Un classement par nature de pièce et par année limite les recherches lors du renouvellement. Une arborescence simple permet de distinguer les certificats d’assurance, les garanties financières, les preuves de formation, les documents de structure et les déclarations adressées au registre. Chaque fichier doit conserver son libellé explicite et sa date d’émission.
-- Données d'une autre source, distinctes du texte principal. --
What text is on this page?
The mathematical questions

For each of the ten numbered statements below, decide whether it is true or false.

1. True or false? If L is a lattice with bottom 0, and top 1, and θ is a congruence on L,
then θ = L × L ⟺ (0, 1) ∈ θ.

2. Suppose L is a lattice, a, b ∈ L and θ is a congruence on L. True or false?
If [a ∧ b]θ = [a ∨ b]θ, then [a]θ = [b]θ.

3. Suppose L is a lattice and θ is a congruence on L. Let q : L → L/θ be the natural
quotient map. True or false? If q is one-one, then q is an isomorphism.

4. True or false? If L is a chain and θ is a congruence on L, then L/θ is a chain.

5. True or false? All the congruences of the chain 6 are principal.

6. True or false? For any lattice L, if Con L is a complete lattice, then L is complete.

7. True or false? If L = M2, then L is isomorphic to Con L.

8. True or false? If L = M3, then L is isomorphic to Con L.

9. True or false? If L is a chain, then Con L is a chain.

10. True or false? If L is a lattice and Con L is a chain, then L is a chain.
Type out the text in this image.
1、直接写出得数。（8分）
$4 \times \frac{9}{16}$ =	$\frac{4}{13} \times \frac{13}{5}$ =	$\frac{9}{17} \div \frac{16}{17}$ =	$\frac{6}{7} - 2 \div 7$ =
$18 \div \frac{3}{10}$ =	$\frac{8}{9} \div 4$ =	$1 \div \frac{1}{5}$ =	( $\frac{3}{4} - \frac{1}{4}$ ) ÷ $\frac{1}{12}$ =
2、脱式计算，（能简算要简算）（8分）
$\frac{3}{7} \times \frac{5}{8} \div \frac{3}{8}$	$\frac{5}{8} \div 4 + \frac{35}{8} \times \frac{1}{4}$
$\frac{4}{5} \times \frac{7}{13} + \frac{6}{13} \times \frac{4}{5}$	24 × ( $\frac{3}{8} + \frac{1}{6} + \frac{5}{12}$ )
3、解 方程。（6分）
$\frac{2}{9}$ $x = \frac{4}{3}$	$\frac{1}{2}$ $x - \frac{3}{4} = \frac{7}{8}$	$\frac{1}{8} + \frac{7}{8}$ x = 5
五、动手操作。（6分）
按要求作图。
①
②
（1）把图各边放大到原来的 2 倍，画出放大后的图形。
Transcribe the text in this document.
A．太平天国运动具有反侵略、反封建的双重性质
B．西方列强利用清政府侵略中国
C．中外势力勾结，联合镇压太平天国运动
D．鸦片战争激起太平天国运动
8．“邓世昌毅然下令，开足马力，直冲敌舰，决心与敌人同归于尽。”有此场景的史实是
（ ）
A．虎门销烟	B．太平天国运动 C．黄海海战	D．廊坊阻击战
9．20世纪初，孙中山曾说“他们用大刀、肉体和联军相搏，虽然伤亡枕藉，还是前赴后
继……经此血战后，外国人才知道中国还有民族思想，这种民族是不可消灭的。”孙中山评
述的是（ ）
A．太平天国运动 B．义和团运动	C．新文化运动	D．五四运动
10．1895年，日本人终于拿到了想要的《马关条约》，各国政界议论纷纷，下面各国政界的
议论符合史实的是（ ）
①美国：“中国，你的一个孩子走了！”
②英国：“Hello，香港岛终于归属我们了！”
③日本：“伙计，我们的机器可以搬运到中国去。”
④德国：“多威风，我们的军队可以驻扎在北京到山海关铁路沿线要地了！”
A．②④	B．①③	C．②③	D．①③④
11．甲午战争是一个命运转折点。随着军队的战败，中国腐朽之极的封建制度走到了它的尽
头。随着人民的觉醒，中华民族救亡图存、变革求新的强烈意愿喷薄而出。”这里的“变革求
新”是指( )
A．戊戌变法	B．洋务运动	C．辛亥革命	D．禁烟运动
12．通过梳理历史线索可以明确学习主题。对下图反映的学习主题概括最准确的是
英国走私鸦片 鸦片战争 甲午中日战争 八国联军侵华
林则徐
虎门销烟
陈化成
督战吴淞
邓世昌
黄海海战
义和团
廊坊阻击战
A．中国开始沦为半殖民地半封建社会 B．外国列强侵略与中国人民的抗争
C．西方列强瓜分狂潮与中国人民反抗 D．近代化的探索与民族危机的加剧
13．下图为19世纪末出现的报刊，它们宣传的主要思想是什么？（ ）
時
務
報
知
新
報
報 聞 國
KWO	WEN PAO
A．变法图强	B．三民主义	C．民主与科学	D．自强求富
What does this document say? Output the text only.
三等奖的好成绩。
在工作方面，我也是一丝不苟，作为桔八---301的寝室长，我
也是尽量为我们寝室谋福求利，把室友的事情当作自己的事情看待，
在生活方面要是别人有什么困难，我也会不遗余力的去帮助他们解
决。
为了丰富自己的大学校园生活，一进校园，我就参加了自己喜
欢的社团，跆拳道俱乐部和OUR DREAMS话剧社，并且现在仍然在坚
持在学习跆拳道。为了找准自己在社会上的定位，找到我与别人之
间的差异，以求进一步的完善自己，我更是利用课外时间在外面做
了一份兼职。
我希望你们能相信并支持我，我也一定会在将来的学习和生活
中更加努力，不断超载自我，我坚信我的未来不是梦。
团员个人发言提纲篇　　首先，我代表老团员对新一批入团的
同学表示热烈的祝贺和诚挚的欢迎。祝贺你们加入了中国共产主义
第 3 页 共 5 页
  1. Conservez le certificat d’assurance complet, et non la seule page indiquant le montant de cotisation.
  2. Archivez l’attestation remplacée lorsqu’un avenant modifie l’activité garantie ou l’identité de l’assuré.
  3. Rapprochez chaque année les activités réellement exercées, les mentions ORIAS et les conditions particulières du contrat.
  4. Classez séparément les justificatifs de formation de chaque personne qui participe à la distribution.
  5. Déclarez sans attendre les changements affectant la structure, ses dirigeants ou son périmètre d’activité.

Le registre public permet aussi à un client, à un partenaire ou à un donneur d’ordre de contrôler une inscription. La consultation du registre ORIAS permet de vérifier les catégories dans lesquelles un professionnel est enregistré. Une fiche qui ne correspond plus aux documents commerciaux ou à l’activité réellement exercée doit être corrigée, non expliquée a posteriori.

Un défaut de maintien peut entraîner la radiation ou empêcher le renouvellement de l’immatriculation. L’exercice de l’intermédiation après la perte de l’inscription soulève une question réglementaire qui dépasse la seule gestion administrative. Pour une situation individuelle, notamment en cas de radiation, de refus ou de contrôle, un avocat compétent en droit des assurances ou l’autorité concernée doit être saisi.

La pièce utile n’est pas seulement celle qui a permis l’inscription initiale. C’est celle qui, plusieurs années plus tard, permet encore de prouver que l’assurance, la capacité et l’activité sont restées cohérentes.

La RC professionnelle suffit-elle pour une immatriculation ORIAS ?

Non, pas à elle seule. La responsabilité civile professionnelle est une exigence prévue par l’article L. 512-6 du code des assurances pour les intermédiaires concernés, mais le dossier doit aussi établir la capacité professionnelle, l’honorabilité et, lorsque des fonds sont encaissés, la garantie financière.

Une attestation d’assurance au nom du dirigeant peut-elle être déposée pour une société ?

Non lorsque la société est celle qui exerce l’activité d’intermédiation. Le certificat d’assurance doit désigner l’entité réellement assurée et correspondre à la dénomination sociale inscrite dans le dossier ORIAS.

La garantie financière est-elle exigée si les clients paient directement l’assureur ?

Elle n’est pas requise lorsque l’intermédiaire n’encaisse pas de fonds destinés à des tiers, sous réserve que cette absence d’encaissement corresponde aux pratiques réelles. L’article L. 512-7 du code des assurances rattache la garantie financière à la réception de fonds.

Les justificatifs de formation doivent-ils être conservés après l’immatriculation ?

Oui. La formation continue est individuelle et les attestations doivent être conservées. L’article L. 512-13-1 du code des assurances prévoit une durée minimale de quinze heures de formation continue par an pour les personnes concernées par la distribution d’assurances.